I want to use an upsampling 2D layer in keras so that I can increase the image size by a decimal factor (in this case from [213,213] to [640,640]). The layer is compiled as expected, but when I want to train or predict on real images, they are upsampled only by the closest integer to the input factor. Any idea? Details below:
Network:
mp_size = (3,3)
inputs = Input(input_data.shape[1:])
lay1 = Conv2D(32, (3,3), strides=(1,1), activation='relu', padding='same', kernel_initializer='glorot_normal')(inputs)
lay2 = MaxPooling2D(pool_size=mp_size)(lay1)
lay3 = Conv2D(32, (3,3), strides=(1,1), activation='relu', padding='same', kernel_initializer='glorot_normal')(lay2)
size1=lay3.get_shape()[1:3]
size2=lay1.get_shape()[1:3]
us_size = size2[0].value/size1[0].value, size2[1].value/size1[1].value
lay4 = Concatenate(axis=-1)([UpSampling2D(size=us_size)(lay3),lay1])
lay5 = Conv2D(1, (1, 1), strides=(1,1), activation='sigmoid')(lay4)
model = Model(inputs=inputs, outputs=lay5)
Network summary when I use model.summary() :
____________________________________________________________________________________________________
Layer (type) Output Shape Param # Connected to
====================================================================================================
input_4 (InputLayer) (None, 640, 640, 2) 0
____________________________________________________________________________________________________
conv2d_58 (Conv2D) (None, 640, 640, 32) 608 input_4[0][0]
____________________________________________________________________________________________________
max_pooling2d_14 (MaxPooling2D) (None, 213, 213, 32) 0 conv2d_58[0][0]
____________________________________________________________________________________________________
conv2d_59 (Conv2D) (None, 213, 213, 32) 9248 max_pooling2d_14[0][0]

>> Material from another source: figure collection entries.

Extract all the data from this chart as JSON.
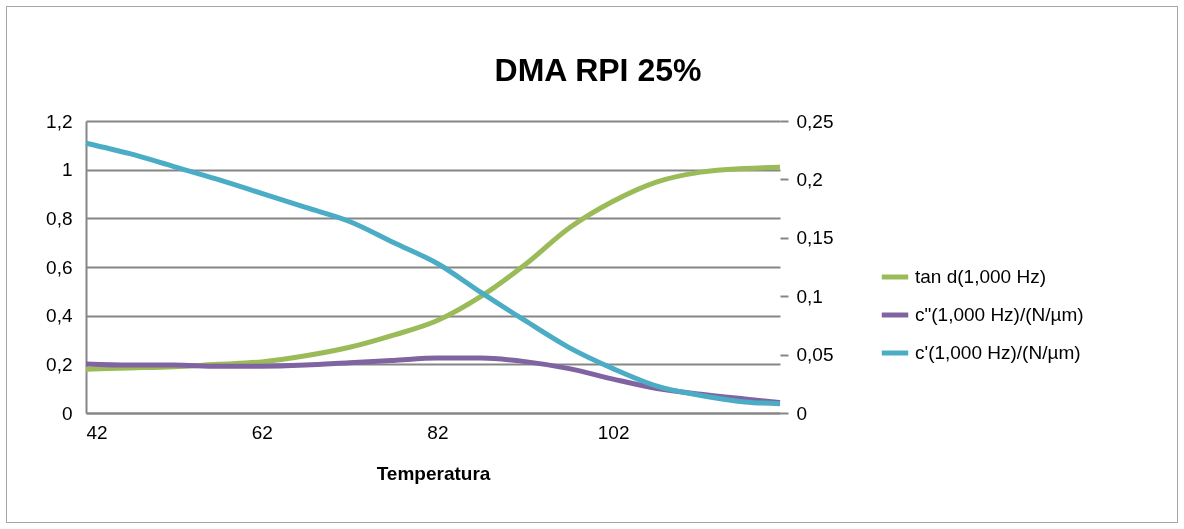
{
  "chart_data": {
    "type": "line",
    "title": "DMA RPI 25%",
    "xlabel": "Temperatura",
    "x": [
      42,
      47,
      52,
      57,
      62,
      67,
      72,
      77,
      82,
      87,
      92,
      97,
      102,
      107,
      112,
      117,
      121
    ],
    "xlim": [
      42,
      121
    ],
    "xticks": [
      42,
      62,
      82,
      102
    ],
    "ylim": [
      0,
      1.2
    ],
    "yticks": [
      {
        "value": 0,
        "label": "0"
      },
      {
        "value": 0.2,
        "label": "0,2"
      },
      {
        "value": 0.4,
        "label": "0,4"
      },
      {
        "value": 0.6,
        "label": "0,6"
      },
      {
        "value": 0.8,
        "label": "0,8"
      },
      {
        "value": 1,
        "label": "1"
      },
      {
        "value": 1.2,
        "label": "1,2"
      }
    ],
    "y2lim": [
      0,
      0.25
    ],
    "y2ticks": [
      {
        "value": 0,
        "label": "0"
      },
      {
        "value": 0.05,
        "label": "0,05"
      },
      {
        "value": 0.1,
        "label": "0,1"
      },
      {
        "value": 0.15,
        "label": "0,15"
      },
      {
        "value": 0.2,
        "label": "0,2"
      },
      {
        "value": 0.25,
        "label": "0,25"
      }
    ],
    "grid": "y",
    "legend": "right",
    "marker": "none",
    "line_style": "solid",
    "series": [
      {
        "name": "tan d(1,000 Hz)",
        "color": "#9bbb59",
        "values": [
          0.18,
          0.185,
          0.19,
          0.2,
          0.21,
          0.235,
          0.27,
          0.32,
          0.38,
          0.48,
          0.61,
          0.76,
          0.87,
          0.95,
          0.99,
          1.005,
          1.01
        ]
      },
      {
        "name": "c\"(1,000 Hz)/(N/µm)",
        "color": "#8064a2",
        "axis": "y2",
        "values": [
          0.042,
          0.041,
          0.041,
          0.04,
          0.04,
          0.041,
          0.043,
          0.045,
          0.047,
          0.047,
          0.044,
          0.038,
          0.029,
          0.021,
          0.016,
          0.012,
          0.009
        ]
      },
      {
        "name": "c'(1,000 Hz)/(N/µm)",
        "color": "#4bacc6",
        "axis": "y2",
        "values": [
          0.231,
          0.222,
          0.211,
          0.2,
          0.188,
          0.176,
          0.164,
          0.146,
          0.128,
          0.103,
          0.079,
          0.056,
          0.038,
          0.023,
          0.015,
          0.0095,
          0.008
        ]
      }
    ]
  }
}
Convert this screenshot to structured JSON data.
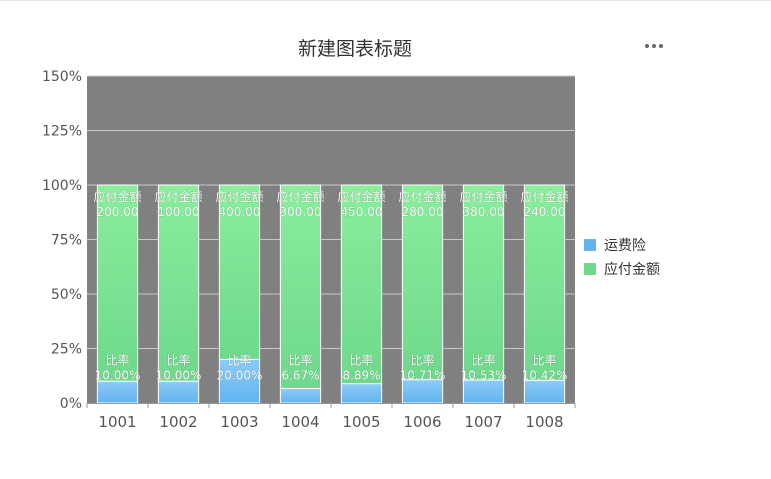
{
  "chart_data": {
    "type": "bar",
    "stacked": true,
    "title": "新建图表标题",
    "categories": [
      "1001",
      "1002",
      "1003",
      "1004",
      "1005",
      "1006",
      "1007",
      "1008"
    ],
    "y_ticks": [
      "0%",
      "25%",
      "50%",
      "75%",
      "100%",
      "125%",
      "150%"
    ],
    "ylim": [
      0,
      150
    ],
    "grid": true,
    "legend_position": "right",
    "series": [
      {
        "name": "运费险",
        "label_prefix": "比率",
        "values": [
          10.0,
          10.0,
          20.0,
          6.67,
          8.89,
          10.71,
          10.53,
          10.42
        ],
        "labels": [
          "10.00%",
          "10.00%",
          "20.00%",
          "6.67%",
          "8.89%",
          "10.71%",
          "10.53%",
          "10.42%"
        ],
        "color_top": "#8ecbf8",
        "color_bottom": "#62b3ef"
      },
      {
        "name": "应付金额",
        "label_prefix": "应付金额",
        "values": [
          90.0,
          90.0,
          80.0,
          93.33,
          91.11,
          89.29,
          89.47,
          89.58
        ],
        "labels": [
          "200.00",
          "100.00",
          "400.00",
          "300.00",
          "450.00",
          "280.00",
          "380.00",
          "240.00"
        ],
        "color_top": "#8aee9c",
        "color_bottom": "#6fd88c"
      }
    ],
    "plot_background": "#808080"
  },
  "toolbar": {
    "more_icon": "more-horizontal-icon"
  }
}
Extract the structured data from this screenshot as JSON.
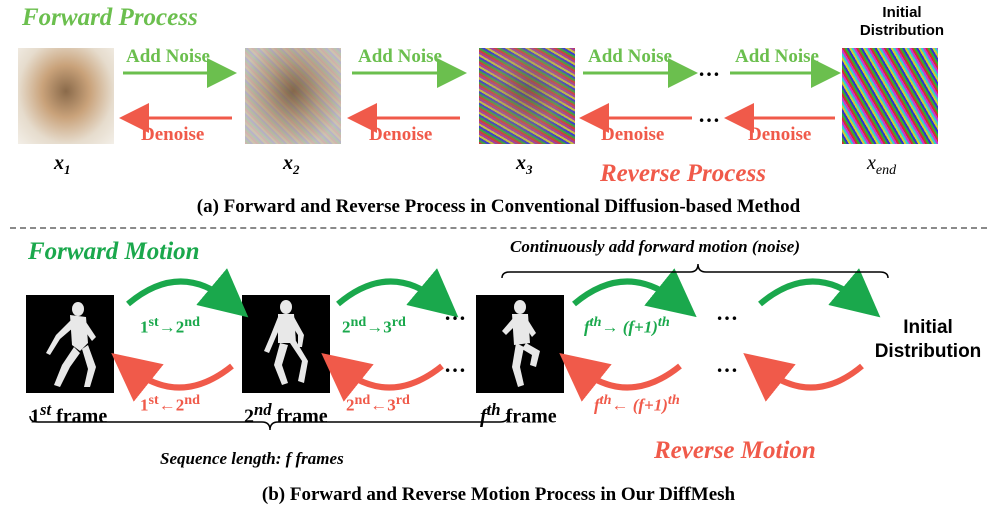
{
  "top": {
    "forward_title": "Forward Process",
    "reverse_title": "Reverse Process",
    "initial_distribution": [
      "Initial",
      "Distribution"
    ],
    "add_noise": "Add Noise",
    "denoise": "Denoise",
    "vars": [
      {
        "base": "x",
        "sub": "1"
      },
      {
        "base": "x",
        "sub": "2"
      },
      {
        "base": "x",
        "sub": "3"
      },
      {
        "base": "x",
        "sub": "end"
      }
    ],
    "ellipsis": "…",
    "caption": "(a) Forward and Reverse Process in Conventional Diffusion-based Method"
  },
  "bottom": {
    "forward_title": "Forward Motion",
    "reverse_title": "Reverse Motion",
    "brace_top_label": "Continuously add forward motion (noise)",
    "brace_bottom_label": "Sequence length: f frames",
    "initial_distribution": [
      "Initial",
      "Distribution"
    ],
    "ellipsis": "…",
    "frames": [
      {
        "num": "1",
        "sup": "st",
        "word": "frame"
      },
      {
        "num": "2",
        "sup": "nd",
        "word": "frame"
      },
      {
        "num": "f",
        "sup": "th",
        "word": "frame"
      }
    ],
    "forward_labels": [
      {
        "a": "1",
        "a_sup": "st",
        "arrow": "→",
        "b": "2",
        "b_sup": "nd"
      },
      {
        "a": "2",
        "a_sup": "nd",
        "arrow": "→",
        "b": "3",
        "b_sup": "rd"
      },
      {
        "a": "f",
        "a_sup": "th",
        "arrow": "→ ",
        "b": "(f+1)",
        "b_sup": "th"
      }
    ],
    "reverse_labels": [
      {
        "a": "1",
        "a_sup": "st",
        "arrow": "←",
        "b": "2",
        "b_sup": "nd"
      },
      {
        "a": "2",
        "a_sup": "nd",
        "arrow": "←",
        "b": "3",
        "b_sup": "rd"
      },
      {
        "a": "f",
        "a_sup": "th",
        "arrow": "← ",
        "b": "(f+1)",
        "b_sup": "th"
      }
    ],
    "caption": "(b) Forward and Reverse Motion Process in Our DiffMesh"
  },
  "colors": {
    "light_green": "#6bbf4e",
    "dark_green": "#1aa84c",
    "red": "#f05a4a"
  }
}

____________________________________________________________________________________________________
up_sampling2d_14 (UpSampling2D) (None, 640.0, 640.0, 0 conv2d_59[0][0]
____________________________________________________________________________________________________
concatenate_14 (Concatenate) (None, 640.0, 640.0, 0 up_sampling2d_14[0][0]
conv2d_58[0][0]
____________________________________________________________________________________________________
conv2d_60 (Conv2D) (None, 640.0, 640.0, 65 concatenate_14[0][0]
====================================================================================================
Total params: 9,921
Trainable params: 9,921
Non-trainable params: 0
Error when training the network:
InvalidArgumentError: ConcatOp : Dimensions of inputs should match: shape[0] = [1,639,639,32] vs. shape[1] = [1,640,640,32]
[[Node: concatenate_14/concat = ConcatV2[N=2, T=DT_FLOAT, Tidx=DT_INT32, _device="/job:localhost/replica:0/task:0/cpu:0"](up_sampling2d_14/ResizeNearestNeighbor, conv2d_58/Relu, concatenate_14/concat/axis)]]
It can be resolved by using the below code:
from keras.layers import UpSampling2D
from keras.utils.generic_utils import transpose_shape
class UpSamplingUnet(UpSampling2D):
def compute_output_shape(self, input_shape):
size_all_dims = (1,) + self.size + (1,)
spatial_axes = list(range(1, 1 + self.rank))
size_all_dims = transpose_shape(size_all_dims,
self.data_format,
spatial_axes)
output_shape = list(input_shape)
for dim in range(len(output_shape)):
if output_shape[dim] is not None:
output_shape[dim] *= size_all_dims[dim]
output_shape[dim]=int(output_shape[dim])
return tuple(output_shape)
Then alter UpSampling2D(size=us_size) to UpSamplingUnet(size=us_size).